Diese rechtliche Beurteilung ist, wie die Revision zu Recht rügt, nicht zutreffend. Die Rückgriffsansprüche sind verjährt.
a) Soweit die auf die Klägerin bzw. die BGI übergegangene Kaufpreisforderung der S. KG als durch die Bürgschaft des Beklagten gesicherter Anspruch in Betracht kommt, war dieser Anspruch bereits bei Klageerhebung verjährt. Der Kaufvertrag ist im Mai 1989 abgeschlossen worden. Nach § 196 Abs. 1 Nr. 1, Abs. 2, § 201 BGB ist deshalb die Verjährung der Kaufpreisforderung Ende 1993 eingetreten. Auf die Verjährung der Hauptforderung kann sich der Hauptschuldner gegenüber dem auf den Bürgen übergegangenen Anspruch auch dann berufen, wenn die Verjährungsfrist erst nach der Leistung des Bürgen abgelaufen ist (Staudinger/Horn, BGB 13. Bearb. § 774 Rdnr. 36).
b) Gegenstand der Bürgschaftsverpflichtung des Beklagten ist auch der sich aus dem Innenverhältnis der Klägerin zur S. GmbH ergebende Anspruch auf Erstattung des von der Klägerin als Bürgin an die S. KG gezahlten Betrages.
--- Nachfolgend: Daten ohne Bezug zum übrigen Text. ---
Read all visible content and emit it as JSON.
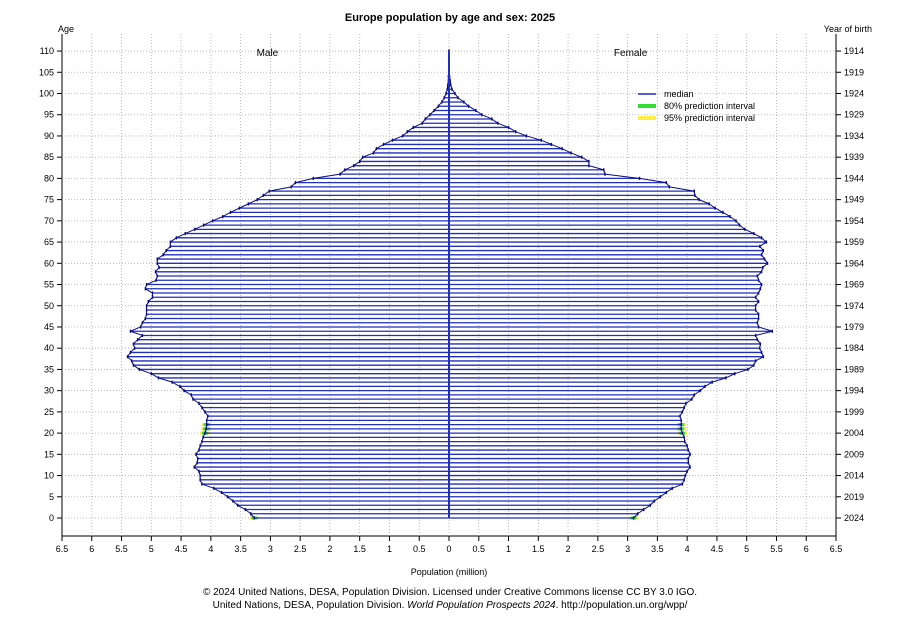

aa) Dieser Aufwendungsersatzanspruch beruht auf dem Avalkredit, den die Klägerin der S. KG eingeräumt hatte. Ein solcher Avalkreditvertrag ist ein Geschäftsbesorgungsvertrag im Sinne des § 675 BGB (BGHZ 95, 375, 380 f). Denkbar wäre freilich auch eine Vereinbarung zwischen der Klägerin und der GmbH gewesen, wonach diese den aufgrund der Bürgschaftsverpflichtung aufzuwendenden Geldbetrag als Darlehen zur Verfügung stellte (vgl. BGH, Urt. v. 28. April 1975 - II ZR 5/74, WM 1975, 555 für den Fall einer Wechseleinlösung durch die Bank); der Rückzahlungsanspruch würde dann gemäß § 195 BGB erst in 30 Jahren verjähren. Davon kann jedoch hier auf der Grundlage des bisherigen Parteivorbringens nicht ausgegangen werden. Die Klägerin hat der S. GmbH ausdrücklich einen "Avalkredit" zur Verfügung gestellt. Der Gebrauch dieser Bezeichnung deutet nicht auf den Abschluß eines Darlehensvertrages hin (Lwowski/Tetzlaff WM 2000, 761, 762). Daß im weiteren Schriftwechsel zwischen der Klägerin und der BGI wie auch in der "Erklärung" der Klägerin vom 5. November 1993 die in der Form der Bürgschaftsübernahme erbrachte Leistung der Klägerin an die S. GmbH als "Darlehen" bezeichnet wird, reicht für die Annahme eines insoweit von vornherein zwischen der Klägerin und der S. GmbH geschlossenen Darlehensvertrages nicht aus. Für eine spätere Umwandlung des Aufwendungsersatzanspruchs in ein Darlehen bietet der Prozeßstoff keinen Anhaltspunkt.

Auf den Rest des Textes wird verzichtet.